Хапу-сенеб лукаво прищурился.

– А почему бы и нет? Все мы созданы так, что вынуждены заботиться о том, что составляет нашу жизнь. Не секрет, что при Тутмосе ты станешь значительным лицом и твоё слово будет весить больше слитка серебра. Тогда, быть может, мне понадобится твоя помощь.

– Ты мог бы обеспечить своё будущее при новом фараоне иными, лучшими способами. Сегодня, когда он был так унижен в глазах иноземных послов, ты не поднял голоса в его защиту!

– Это ни к чему бы не привело. Сененмут ещё стоит на ступенях трона.

– Разве?

– Где твоя обычная проницательность, Джосеркара-сенеб? Но беседа наша затянулась. Я предлагаю тебе…

– Сделку?

– Если хочешь, назови это так. Ты даёшь мне согласие на мой брак с Раннаи, ибо я не хочу иметь могущественного врага в стане будущего фараона. Я даю благословение Тутмосу, которого он так жаждет. А как управиться с Хатшепсут – это уж моё дело. Ты согласен?

Джосеркара-сенеб молчал.

– Я жду твоего ответа.

– Я знаю. Но подожди…

Хапу-сенеб слегка пожал плечами и отвернулся. Минуты текли, а Джосеркара-сенеб всё молчал, всё не поднимал головы. Наконец верховный жрец Амона нарушил молчание.

– Мне не хочется этого делать, но придётся поторопить тебя, Джосеркара-сенеб. Дело слишком ясное, иных разъяснений оно не требует. Я спрашиваю, согласен ли ты?

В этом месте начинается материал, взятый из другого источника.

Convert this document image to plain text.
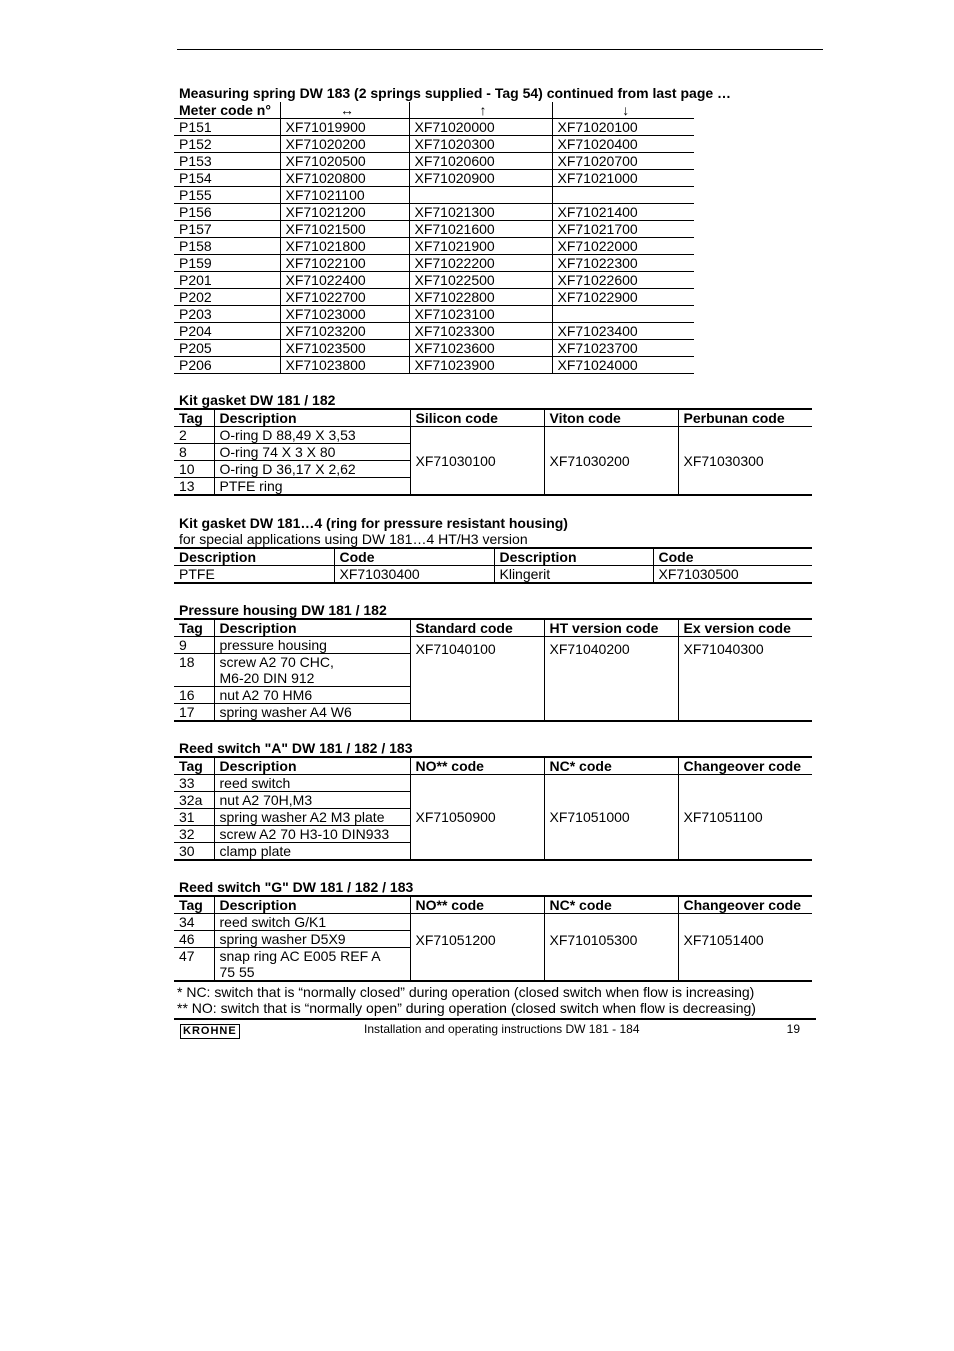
Measuring spring DW 183 (2 springs supplied - Tag 54) continued from last page …
Meter code n°	↔	↑	↓
P151	XF71019900	XF71020000	XF71020100
P152	XF71020200	XF71020300	XF71020400
P153	XF71020500	XF71020600	XF71020700
P154	XF71020800	XF71020900	XF71021000
P155	XF71021100		
P156	XF71021200	XF71021300	XF71021400
P157	XF71021500	XF71021600	XF71021700
P158	XF71021800	XF71021900	XF71022000
P159	XF71022100	XF71022200	XF71022300
P201	XF71022400	XF71022500	XF71022600
P202	XF71022700	XF71022800	XF71022900
P203	XF71023000	XF71023100	
P204	XF71023200	XF71023300	XF71023400
P205	XF71023500	XF71023600	XF71023700
P206	XF71023800	XF71023900	XF71024000
Kit gasket DW 181 / 182
Tag	Description	Silicon code	Viton code	Perbunan code
2	O-ring D 88,49 X 3,53	XF71030100	XF71030200	XF71030300
8	O-ring 74 X 3 X 80			
10	O-ring D 36,17 X 2,62			
13	PTFE ring			
Kit gasket DW 181…4 (ring for pressure resistant housing)
for special applications using DW 181…4 HT/H3 version
Description	Code	Description	Code
PTFE	XF71030400	Klingerit	XF71030500
Pressure housing DW 181 / 182
Tag	Description	Standard code	HT version code	Ex version code
9	pressure housing	XF71040100	XF71040200	XF71040300
18	screw A2 70 CHC,
M6-20 DIN 912			
16	nut A2 70 HM6			
17	spring washer A4 W6			
Reed switch "A" DW 181 / 182 / 183
Tag	Description	NO** code	NC* code	Changeover code
33	reed switch	XF71050900	XF71051000	XF71051100
32a	nut A2 70H,M3			
31	spring washer A2 M3 plate			
32	screw A2 70 H3-10 DIN933			
30	clamp plate			
Reed switch "G" DW 181 / 182 / 183
Tag	Description	NO** code	NC* code	Changeover code
34	reed switch G/K1	XF71051200	XF710105300	XF71051400
46	spring washer D5X9			
47	snap ring AC E005 REF A
75 55			
* NC: switch that is “normally closed” during operation (closed switch when flow is increasing)
** NO: switch that is “normally open” during operation (closed switch when flow is decreasing)
KROHNE	Installation and operating instructions DW 181 - 184	19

Ответ Джосеркара-сенеба прозвучал так тихо, что верховный жрец скорее понял по движению губ собеседника, чем расслышал его.

– Да.


* * *

Хатшепсут вошла в зал для трапез обычной деловитой походкой, по пути отдала несколько незначительных распоряжений, коротко ответила на приветствие верховного жреца Амона и нескольких приближённых военачальников. Её лицо, не слишком красивое и уже поблекшее, носило на себе следы неимоверных усилий царских косметиков – подведённые глаза, подведённые брови, тщательно умащённая драгоценными маслами кожа, – но сквозь искусную и всё-таки искусственную живопись явственно проступали усталость, видимое нездоровье, раздражительность… Навстречу встал Сененмут; его улыбка, как всегда, была ярче солнца.

– Приветствую тебя, царица, благословение Кемет! Тебя не тревожили сны? Был ли приятен ночной отдых?

Он улыбался так, словно не знал ответа на этот вопрос, словно и не был повелителем ночных бдений царицы. Но она ответила сухо, глядя в сторону:

– Надеюсь, что и ты отдохнул не хуже меня, Сененмут.

– О, конечно!

Подбежала маленькая царевна Меритра, потянулась к отцу, и Сененмут, смеясь, взял её на руки. Девочка тоже беззаботно рассмеялась, шлёпая ладошками по его лицу.

– Как быстро ты растёшь, Меритра! Совсем как волшебный цветок, приносящий счастье…

– Только бы этот цветок был долговечнее того, волшебного, – угрюмо сказала Хатшепсут.

Сененмут посмотрел на неё удивлённо, в его взгляде проскользнуло и лёгкое недовольство.

– Зачем же об этом говорить? Её высочество будет жить очень, очень долго и всегда будет прекрасна!

– Всегда! – подтвердила девочка своим щебечущим голоском.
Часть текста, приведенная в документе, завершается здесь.